Mayes is a campus nomad, a technical virtuoso whose busy schedule repairing, tending, and upgrading Harvard’s vast computer system belies an artist’s world, a place where few computer technicians dare to tread.
Mayes stumbled onto computers like he stumbled into photography. Back in the early ’90s, Mayes was a freelancer, rigging lighting and technical production for the American Repertory Theater (A.R.T.) Institute.
“I was what they called a ‘casual laborer,’ ” recalled Mayes. He learned the ins and outs of computers through tracking paperwork for the A.R.T. “People started asking me questions about computers,” he said, adding that offers for work soon followed. “I’m a self-taught man.”
Similarly, taking pictures was always just a hobby for Mayes. He proudly has no degree in anything, just assorted passions and an ethic to try it all.
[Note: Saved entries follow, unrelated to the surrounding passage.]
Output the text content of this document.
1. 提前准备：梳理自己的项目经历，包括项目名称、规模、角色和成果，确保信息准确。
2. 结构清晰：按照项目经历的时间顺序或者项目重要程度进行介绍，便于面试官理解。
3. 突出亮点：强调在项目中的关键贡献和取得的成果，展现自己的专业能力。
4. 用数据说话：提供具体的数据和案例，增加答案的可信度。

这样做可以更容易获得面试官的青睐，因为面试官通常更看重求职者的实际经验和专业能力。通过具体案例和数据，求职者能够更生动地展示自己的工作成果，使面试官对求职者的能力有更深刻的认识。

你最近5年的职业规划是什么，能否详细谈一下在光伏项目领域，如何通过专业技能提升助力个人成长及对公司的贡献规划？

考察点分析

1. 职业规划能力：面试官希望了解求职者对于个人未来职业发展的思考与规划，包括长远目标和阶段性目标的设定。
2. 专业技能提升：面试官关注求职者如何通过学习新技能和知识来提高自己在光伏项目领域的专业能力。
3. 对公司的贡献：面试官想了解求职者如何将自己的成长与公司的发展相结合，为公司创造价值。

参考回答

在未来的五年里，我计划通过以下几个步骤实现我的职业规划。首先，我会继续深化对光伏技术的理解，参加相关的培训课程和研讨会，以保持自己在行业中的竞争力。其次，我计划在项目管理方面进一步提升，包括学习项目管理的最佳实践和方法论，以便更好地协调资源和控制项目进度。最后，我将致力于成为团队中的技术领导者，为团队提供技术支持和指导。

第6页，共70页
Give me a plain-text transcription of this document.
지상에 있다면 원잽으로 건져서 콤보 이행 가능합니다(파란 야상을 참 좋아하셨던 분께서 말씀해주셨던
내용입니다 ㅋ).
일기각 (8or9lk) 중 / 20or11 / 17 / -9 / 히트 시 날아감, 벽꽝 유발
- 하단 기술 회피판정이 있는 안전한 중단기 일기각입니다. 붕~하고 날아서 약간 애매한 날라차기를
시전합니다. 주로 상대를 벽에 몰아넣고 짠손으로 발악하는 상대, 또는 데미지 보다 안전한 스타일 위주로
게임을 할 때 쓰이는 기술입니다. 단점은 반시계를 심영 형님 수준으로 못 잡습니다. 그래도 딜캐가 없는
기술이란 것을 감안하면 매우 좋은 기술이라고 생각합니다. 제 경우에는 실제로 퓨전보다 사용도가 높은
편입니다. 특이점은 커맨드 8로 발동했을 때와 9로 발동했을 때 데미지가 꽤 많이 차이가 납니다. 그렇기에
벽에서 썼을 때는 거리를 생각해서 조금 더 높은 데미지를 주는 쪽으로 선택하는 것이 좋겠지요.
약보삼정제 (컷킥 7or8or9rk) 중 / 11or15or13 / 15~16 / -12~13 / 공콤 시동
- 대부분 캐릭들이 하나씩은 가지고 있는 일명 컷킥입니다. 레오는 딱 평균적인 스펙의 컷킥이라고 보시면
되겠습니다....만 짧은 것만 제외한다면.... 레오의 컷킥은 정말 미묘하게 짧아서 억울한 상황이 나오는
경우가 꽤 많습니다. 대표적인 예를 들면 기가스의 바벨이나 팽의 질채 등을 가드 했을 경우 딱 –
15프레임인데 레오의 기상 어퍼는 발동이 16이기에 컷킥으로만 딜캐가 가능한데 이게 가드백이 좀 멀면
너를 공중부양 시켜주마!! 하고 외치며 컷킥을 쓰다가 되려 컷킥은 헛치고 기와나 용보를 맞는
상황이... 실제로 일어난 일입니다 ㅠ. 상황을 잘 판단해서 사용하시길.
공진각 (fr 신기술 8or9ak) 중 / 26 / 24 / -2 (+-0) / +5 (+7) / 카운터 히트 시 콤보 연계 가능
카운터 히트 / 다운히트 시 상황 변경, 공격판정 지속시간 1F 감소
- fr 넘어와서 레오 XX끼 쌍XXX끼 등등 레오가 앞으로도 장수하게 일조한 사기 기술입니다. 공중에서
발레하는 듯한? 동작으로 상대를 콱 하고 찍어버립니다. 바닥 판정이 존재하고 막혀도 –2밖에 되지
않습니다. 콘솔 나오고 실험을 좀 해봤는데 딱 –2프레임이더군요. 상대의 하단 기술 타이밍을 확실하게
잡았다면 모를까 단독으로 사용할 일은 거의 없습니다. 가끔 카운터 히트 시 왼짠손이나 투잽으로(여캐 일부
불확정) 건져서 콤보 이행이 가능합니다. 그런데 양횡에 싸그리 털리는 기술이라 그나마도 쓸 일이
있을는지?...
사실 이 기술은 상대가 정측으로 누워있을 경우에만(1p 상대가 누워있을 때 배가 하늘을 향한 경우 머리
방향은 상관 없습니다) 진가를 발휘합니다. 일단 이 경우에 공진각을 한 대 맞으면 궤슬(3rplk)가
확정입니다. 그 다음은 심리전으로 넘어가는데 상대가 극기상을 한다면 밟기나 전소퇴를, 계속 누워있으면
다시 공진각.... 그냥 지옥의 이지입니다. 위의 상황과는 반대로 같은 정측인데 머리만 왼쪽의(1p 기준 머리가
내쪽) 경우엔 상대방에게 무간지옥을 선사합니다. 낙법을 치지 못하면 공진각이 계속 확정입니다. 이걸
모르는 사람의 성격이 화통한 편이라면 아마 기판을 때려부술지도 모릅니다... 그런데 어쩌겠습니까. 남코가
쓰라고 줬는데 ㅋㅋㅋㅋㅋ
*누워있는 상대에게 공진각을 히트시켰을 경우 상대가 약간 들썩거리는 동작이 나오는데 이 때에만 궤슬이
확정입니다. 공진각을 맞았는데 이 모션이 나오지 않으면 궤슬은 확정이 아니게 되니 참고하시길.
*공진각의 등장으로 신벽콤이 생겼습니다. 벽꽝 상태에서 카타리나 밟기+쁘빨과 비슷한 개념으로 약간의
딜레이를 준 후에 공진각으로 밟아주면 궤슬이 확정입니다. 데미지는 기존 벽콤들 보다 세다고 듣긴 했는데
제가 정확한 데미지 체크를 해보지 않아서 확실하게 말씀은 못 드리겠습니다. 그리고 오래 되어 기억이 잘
“I started out taking pictures of objects, landscapes,” he said. “I hated taking pictures of people.” Mayes was uncomfortable approaching people for snapshots, but that quickly passed. A friend employed by the Journal of Emergency Medical Services (JEMS) contacted Mayes, and suggested that he send some photos along. Mayes sent his friend one, “a picture of a tech medic on a bike.” That led to a bigger assignment, photographing Boston’s new ambulances in front of local landmarks.
He traveled via ambulance all around the city, taking pictures at Faneuil Hall and in front of the State House. That day, recalled Mayes, was the opening of the Zakim Bridge — not then a Boston landmark, but a sight to see.
“I drove there, right past the State Police, turned the ambulance around, hopped out, and started snapping,” he said.
The shot of the imposing Zakim made it onto the cover of JEMS, which reaches a worldwide audience.
“If I talk to an EMT now in another country, they remember that image,” he said. “It’s become sort of iconic.”
Mayes began exclusively photographing EMT runs, documenting their work. “My wife would say, ‘What did you do today?’ and I’d reply, ‘Oh, I was at a heroin overdose,’ ” he said.
But a photographer friend told Mayes he needed to expand his horizons, so he did.
In sleepy Ayer, where Mayes lives, he took an interest in local politics. “This was my way of being involved in the community,” he said. “I give my time, they get my talent.”
He quickly became chairman of the committee for communications. His first order of business was revamping the town’s Web site. He spent three months behind the scenes, drafting blueprints for a more interactive site.
Most recently, Mayes photographed Attorney General Martha Coakley’s U.S. Senate campaign. Mayes still brightens when he talks about the exposure his work has received, citing the day when Coakley removed her “official” portrait from her Facebook page and replaced it with one of his.
Mayes’ photographs have appeared all over, but can regularly be found in the Lowell Sun and the Public Spirit in Ayer. A hobby no more, photography has become Mayes’ second job, an incognito passion he carries as he travels the campus, tooling and typing on Harvard’s computers.